To delete a record from your Amazon DocumentDB cluster, go back to the Cloud9 environment and run the following commands:

mongo --ssl --host $docdbEndpoint:27017 --sslCAFile rds-combined-ca-bundle.pem --username $docdbUser --password $docdbPass
use sampledb
db.tweets.findOneAndDelete({"tweet_id" : NumberLong("550363000000000000"),"tweet_location":"New Jersey"},{projection:{"_id":1}});

You should get an output similar to the following. Please make a note of this “_id” as you will use this later in for validation.
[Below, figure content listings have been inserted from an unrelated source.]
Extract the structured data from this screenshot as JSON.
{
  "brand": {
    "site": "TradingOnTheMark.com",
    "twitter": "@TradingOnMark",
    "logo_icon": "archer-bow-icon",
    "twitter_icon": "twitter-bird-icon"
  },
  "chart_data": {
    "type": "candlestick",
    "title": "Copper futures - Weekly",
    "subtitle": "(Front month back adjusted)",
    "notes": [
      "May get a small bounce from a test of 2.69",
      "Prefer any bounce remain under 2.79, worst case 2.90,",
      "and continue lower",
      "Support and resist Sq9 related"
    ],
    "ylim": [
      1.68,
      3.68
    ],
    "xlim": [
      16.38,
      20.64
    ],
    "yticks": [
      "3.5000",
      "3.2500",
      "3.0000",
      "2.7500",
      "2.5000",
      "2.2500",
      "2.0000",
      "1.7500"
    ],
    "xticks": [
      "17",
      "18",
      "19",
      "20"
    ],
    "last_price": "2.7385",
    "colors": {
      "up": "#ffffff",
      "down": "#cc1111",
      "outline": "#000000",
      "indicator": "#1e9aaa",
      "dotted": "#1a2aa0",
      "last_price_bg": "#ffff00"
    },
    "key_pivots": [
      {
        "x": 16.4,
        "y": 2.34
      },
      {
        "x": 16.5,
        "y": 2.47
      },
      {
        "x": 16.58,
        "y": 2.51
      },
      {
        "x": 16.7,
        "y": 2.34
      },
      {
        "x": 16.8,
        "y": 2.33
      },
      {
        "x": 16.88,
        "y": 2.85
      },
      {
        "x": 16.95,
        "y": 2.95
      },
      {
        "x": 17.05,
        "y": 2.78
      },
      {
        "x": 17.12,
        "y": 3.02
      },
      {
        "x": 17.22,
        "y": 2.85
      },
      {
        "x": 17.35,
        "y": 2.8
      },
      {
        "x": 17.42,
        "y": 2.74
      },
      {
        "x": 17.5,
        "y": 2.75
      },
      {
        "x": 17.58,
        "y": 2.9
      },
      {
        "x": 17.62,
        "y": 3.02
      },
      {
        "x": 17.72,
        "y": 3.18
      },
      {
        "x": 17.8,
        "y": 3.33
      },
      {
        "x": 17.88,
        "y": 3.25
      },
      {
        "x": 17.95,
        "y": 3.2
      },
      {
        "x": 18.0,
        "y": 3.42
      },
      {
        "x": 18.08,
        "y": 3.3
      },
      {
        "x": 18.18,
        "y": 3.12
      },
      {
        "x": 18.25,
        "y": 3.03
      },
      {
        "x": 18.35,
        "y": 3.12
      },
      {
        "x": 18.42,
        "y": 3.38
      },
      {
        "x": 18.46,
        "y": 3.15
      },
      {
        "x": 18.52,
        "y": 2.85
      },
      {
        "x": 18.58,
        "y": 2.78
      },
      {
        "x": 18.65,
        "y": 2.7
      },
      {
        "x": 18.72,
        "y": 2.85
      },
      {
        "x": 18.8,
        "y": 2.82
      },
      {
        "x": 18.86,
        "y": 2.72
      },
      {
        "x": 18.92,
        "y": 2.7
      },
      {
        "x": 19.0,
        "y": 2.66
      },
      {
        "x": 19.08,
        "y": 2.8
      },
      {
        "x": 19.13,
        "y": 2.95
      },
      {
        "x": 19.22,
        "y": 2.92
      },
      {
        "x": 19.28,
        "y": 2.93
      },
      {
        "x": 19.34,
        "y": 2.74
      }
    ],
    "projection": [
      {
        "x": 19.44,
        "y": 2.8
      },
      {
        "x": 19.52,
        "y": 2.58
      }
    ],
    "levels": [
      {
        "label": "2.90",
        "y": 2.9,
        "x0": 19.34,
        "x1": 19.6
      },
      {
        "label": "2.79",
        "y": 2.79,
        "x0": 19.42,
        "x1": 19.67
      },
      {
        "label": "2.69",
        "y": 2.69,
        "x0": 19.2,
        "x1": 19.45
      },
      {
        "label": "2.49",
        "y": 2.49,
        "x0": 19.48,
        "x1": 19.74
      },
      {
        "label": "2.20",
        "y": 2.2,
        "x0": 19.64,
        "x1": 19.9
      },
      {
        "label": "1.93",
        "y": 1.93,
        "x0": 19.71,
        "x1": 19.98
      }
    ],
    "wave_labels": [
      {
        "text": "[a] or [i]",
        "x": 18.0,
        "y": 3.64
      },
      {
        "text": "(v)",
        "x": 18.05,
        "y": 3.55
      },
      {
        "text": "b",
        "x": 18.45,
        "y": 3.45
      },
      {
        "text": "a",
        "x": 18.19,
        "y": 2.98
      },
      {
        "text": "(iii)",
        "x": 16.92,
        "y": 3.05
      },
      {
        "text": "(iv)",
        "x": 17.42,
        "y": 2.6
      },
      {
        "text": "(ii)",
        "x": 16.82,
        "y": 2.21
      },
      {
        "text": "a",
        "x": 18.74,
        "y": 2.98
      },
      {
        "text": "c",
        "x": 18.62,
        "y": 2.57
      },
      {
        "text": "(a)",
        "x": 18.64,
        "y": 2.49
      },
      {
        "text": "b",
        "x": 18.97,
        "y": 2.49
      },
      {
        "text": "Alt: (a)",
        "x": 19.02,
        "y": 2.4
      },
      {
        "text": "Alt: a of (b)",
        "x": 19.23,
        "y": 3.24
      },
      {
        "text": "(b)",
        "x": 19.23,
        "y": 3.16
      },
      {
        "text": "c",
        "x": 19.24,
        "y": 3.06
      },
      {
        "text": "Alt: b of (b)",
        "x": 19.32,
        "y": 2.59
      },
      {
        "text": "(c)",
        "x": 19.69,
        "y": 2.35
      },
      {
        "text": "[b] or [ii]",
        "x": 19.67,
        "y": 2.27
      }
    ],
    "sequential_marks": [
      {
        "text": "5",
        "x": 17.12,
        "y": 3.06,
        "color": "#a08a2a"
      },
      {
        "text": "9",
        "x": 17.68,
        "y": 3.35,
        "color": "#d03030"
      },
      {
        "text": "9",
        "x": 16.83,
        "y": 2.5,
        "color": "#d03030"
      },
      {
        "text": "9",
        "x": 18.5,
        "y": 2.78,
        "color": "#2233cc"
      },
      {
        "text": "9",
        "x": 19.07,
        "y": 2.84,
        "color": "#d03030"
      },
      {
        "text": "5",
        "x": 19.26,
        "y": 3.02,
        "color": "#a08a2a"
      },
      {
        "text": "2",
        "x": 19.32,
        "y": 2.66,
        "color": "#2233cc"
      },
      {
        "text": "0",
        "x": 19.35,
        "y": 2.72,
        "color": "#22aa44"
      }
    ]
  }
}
{ “_id” : ObjectId(“612939a717d82b167533ed58”) }

You can verify that the record has been deleted from the DocumentDB cluster by running:

db.tweets.findOne({"tweet_id" : NumberLong("550363000000000000"),"tweet_location":"New Jersey"});

Before comparing records in Athena, run the AWS Glue Crawler again as you did in step 12 of the Query events with Athena module. Go back to Athena and run the following command to count records in your DocumentDB cluster:

SELECT count(*) FROM "lambda:docdb".sampledb.tweets;

Note that there is one less record. Now do the same for your s3 bucket:

SELECT count(*) FROM "change-streams"."sampledb";

The s3 bucket will store the original record plus one additional record related to the delete operation you just performed in your DocumentDB cluster. You can run the following query to verify. Use the “_id” returned by the findOneAndDelete query above.

SELECT * FROM "change-streams"."sampledb" where _id = '<Use id from findOneAndDelete>' 

Once you have DocumentDB events in S3, you can manage your objects so that they are stored cost effectively throughout their lifecycle: Managing your storage lifecycle.

For archiving purposes, you can move data from S3 to Glacier; however, it is not recommended to move small objects due to the cost associated with its transition. Before moving DocumentDB events to Glacier, you should consider bundling several events into larger objects; take a look at this sample solution S3 Bundler.